Whilst this experiment was successful, users loved the ability to create any crazy pattern they could think of, the art team and designers recognized that patterns were not being applied correctly to textures. There were unrealistic shadows or highlights which did not follow body lines. Working in conjunction with our R&D team, we developed a series of custom algorithms and models to create intelligent textures that, when generated, look incredibly realistic. The result is more freedom of personalization for end users and significant time savings for technical artists. These intelligent textures and AI models are currently being incorporated into the Avatar Creator and will be available for all players and developers in future releases of Ready Player Me.

Asset Generation

With the groundwork in place with intelligent textures and user-generated content, the team shifted their focus to determine whether an entire asset, not just a texture, could also be generated. By partnering with CSM.ai, we have managed to create a process that allows us to deliver high-quality 3D assets from a 2D image, unlocking the potential for User Generated Content (UGC), the most requested feature from developers using the Ready Player Me Platform.

At the time of writing, we have an internal prototype tool, AI3dBeast, that combines a number of AI tools, plus internal texture management to allow users to start from a textual prompt that utilizes Midjourney or Stable Diffusion to create a 2D image, CSM.ai to turn that 2D image into 3D, and a magic box combination of auto re-meshing, scaling, skinning and texture mapping to generate a game ready asset. We are currently exploring the best way to make this available to developers, and once it has undergone more testing, we plan to roll it out to the platform.

AI3dBeast currently works in the following steps:

1. Select the article of clothing you want to target. Top, dress, pants etc.

2. Type a prompt “Lolita style dress, black and white” and four variations will be generated

3. Choose the variation you prefer, and see the model from each side

4. Generate the 3D model of your outfit (notice the realistic textures and shadows thanks to intelligent texturing)

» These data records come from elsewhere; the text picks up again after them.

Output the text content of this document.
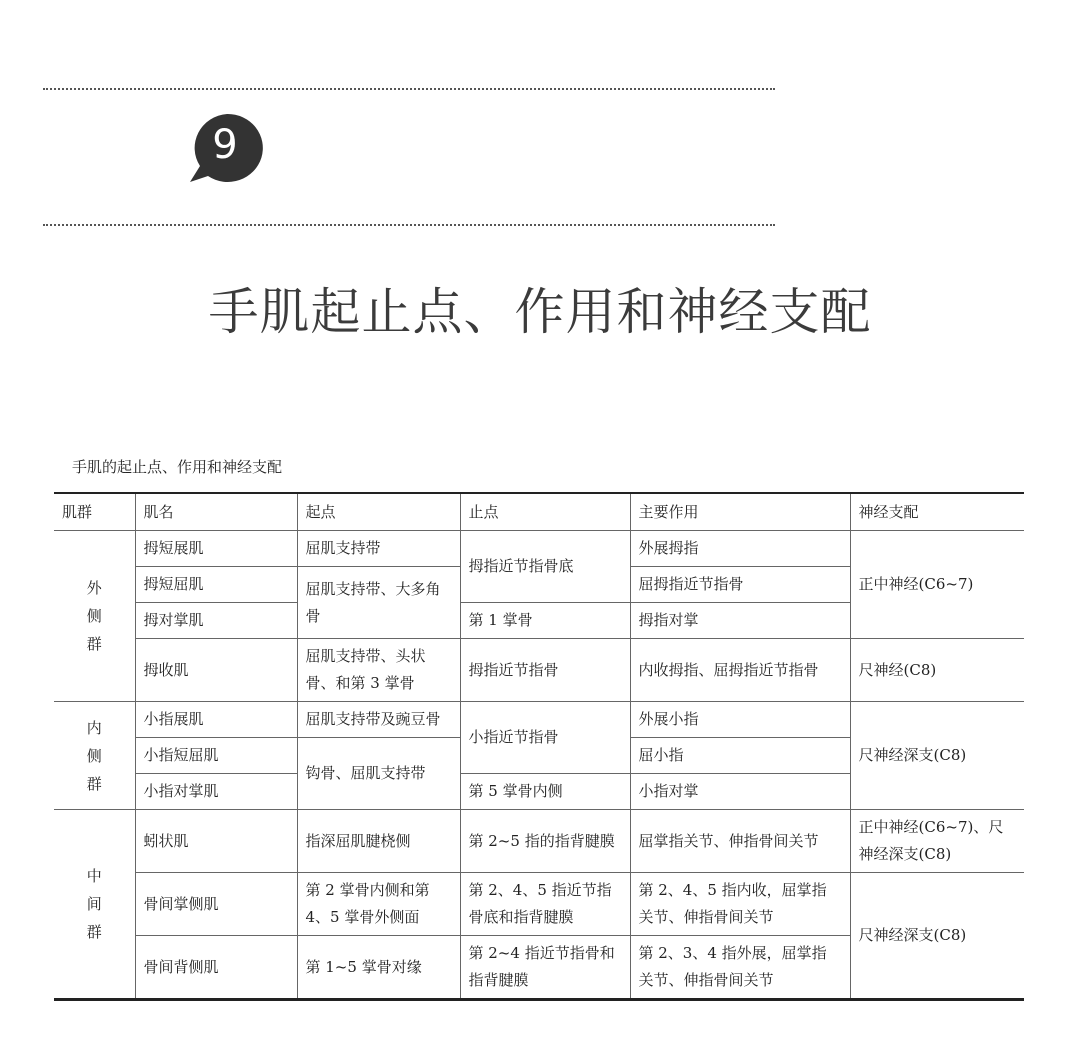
9
手肌起止点、作用和神经支配
手肌的起止点、作用和神经支配
肌群	肌名	起点	止点	主要作用	神经支配
外侧群	拇短展肌	屈肌支持带	拇指近节指骨底	外展拇指	正中神经(C6~7)
	拇短屈肌	屈肌支持带、大多角骨		屈拇指近节指骨	
	拇对掌肌		第 1 掌骨	拇指对掌	
	拇收肌	屈肌支持带、头状骨、和第 3 掌骨	拇指近节指骨	内收拇指、屈拇指近节指骨	尺神经(C8)
内侧群	小指展肌	屈肌支持带及豌豆骨	小指近节指骨	外展小指	尺神经深支(C8)
	小指短屈肌	钩骨、屈肌支持带		屈小指	
	小指对掌肌		第 5 掌骨内侧	小指对掌	
中间群	蚓状肌	指深屈肌腱桡侧	第 2~5 指的指背腱膜	屈掌指关节、伸指骨间关节	正中神经(C6~7)、尺神经深支(C8)
	骨间掌侧肌	第 2 掌骨内侧和第 4、5 掌骨外侧面	第 2、4、5 指近节指骨底和指背腱膜	第 2、4、5 指内收，屈掌指关节、伸指骨间关节	尺神经深支(C8)
	骨间背侧肌	第 1~5 掌骨对缘	第 2~4 指近节指骨和指背腱膜	第 2、3、4 指外展，屈掌指关节、伸指骨间关节	
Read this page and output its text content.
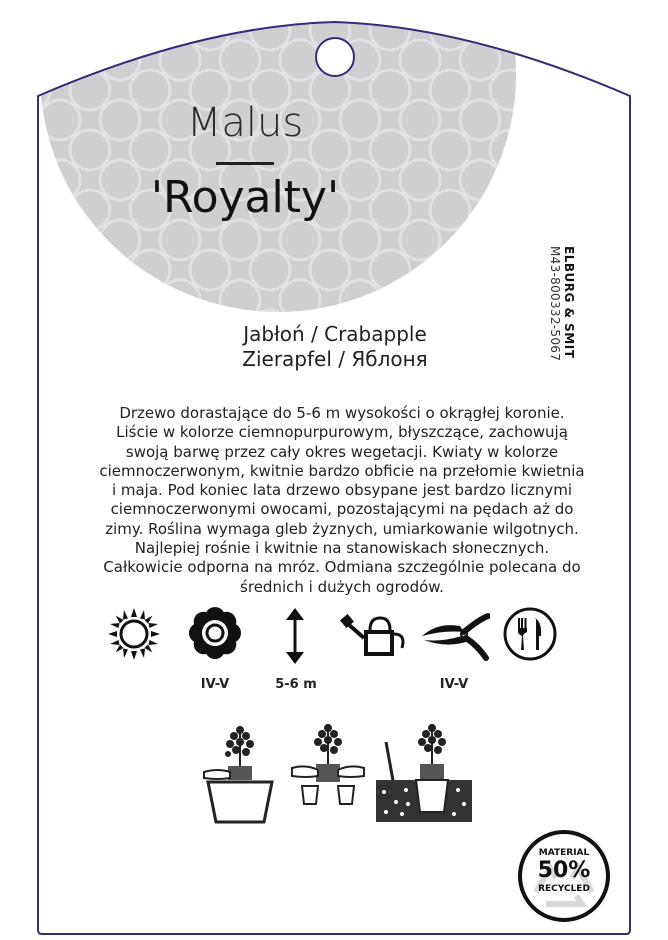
Malus
'Royalty'
ELBURG & SMIT
M43-800332-5067
Jabłoń / Crabapple
Zierapfel / Яблоня
Drzewo dorastające do 5-6 m wysokości o okrągłej koronie.
Liście w kolorze ciemnopurpurowym, błyszczące, zachowują
swoją barwę przez cały okres wegetacji. Kwiaty w kolorze
ciemnoczerwonym, kwitnie bardzo obficie na przełomie kwietnia
i maja. Pod koniec lata drzewo obsypane jest bardzo licznymi
ciemnoczerwonymi owocami, pozostającymi na pędach aż do
zimy. Roślina wymaga gleb żyznych, umiarkowanie wilgotnych.
Najlepiej rośnie i kwitnie na stanowiskach słonecznych.
Całkowicie odporna na mróz. Odmiana szczególnie polecana do
średnich i dużych ogrodów.
IV-V	5-6 m	IV-V
MATERIAL
50%
RECYCLED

5. Equip it to your avatar

Avatar Generation

The next step in the pipeline is to determine how much of the avatar itself can be generated by AI. This is a complex area with many separate 3D models interacting together: neck and appendages need to connect properly with outfits, the head and hair must appear in symmetry and much more. Experimentation so far suggests that AI tools are not at a point where they cannot handle full avatar generation. Every attempt creates a single mesh (hair, body, outfit, etc.) that moves as a single unit. The resulting avatar doesn’t feel lifelike enough for the quality we aim for. We will continue to investigate and closely monitor AI tooling, which improves almost daily.

Marketing Material

In the final stage of the avatar collection pipeline, the artists and designers will utilize the 3D models to create 2D marketing material, such as banner ads and sizzle video trailers. The current generation of AI tools are perfectly suited to this phase of the pipeline. Our designers can use Midjourney to generate background images that they can import into Photoshop along with the avatar model and use Firefly to tweak appearances and adjust overlays, lighting, foliage and more. For each current avatar collection, we are seeing an average of 2 days to create marketing materials vs. 5 days prior to adopting AI generation tools in the pipeline.

Conclusion

AI tools can make a significant impact on the avatar creation and 3D game design pipeline. The current generation of tools are better suited to the mid and late stage of the pipeline, and not in the highly freeform, imagination-driven early phases of concept designs. In addition, these tools are currently better suited to static 2D models and textures, but with the creation of Intelligent textures by our internal R&D team, we see huge potential for individual asset generation. Whilst generative AI tools are not yet ready for complex, interacting models such as full avatar generation,  tools are improving at a blistering pace. By the time you read this article, they may well be.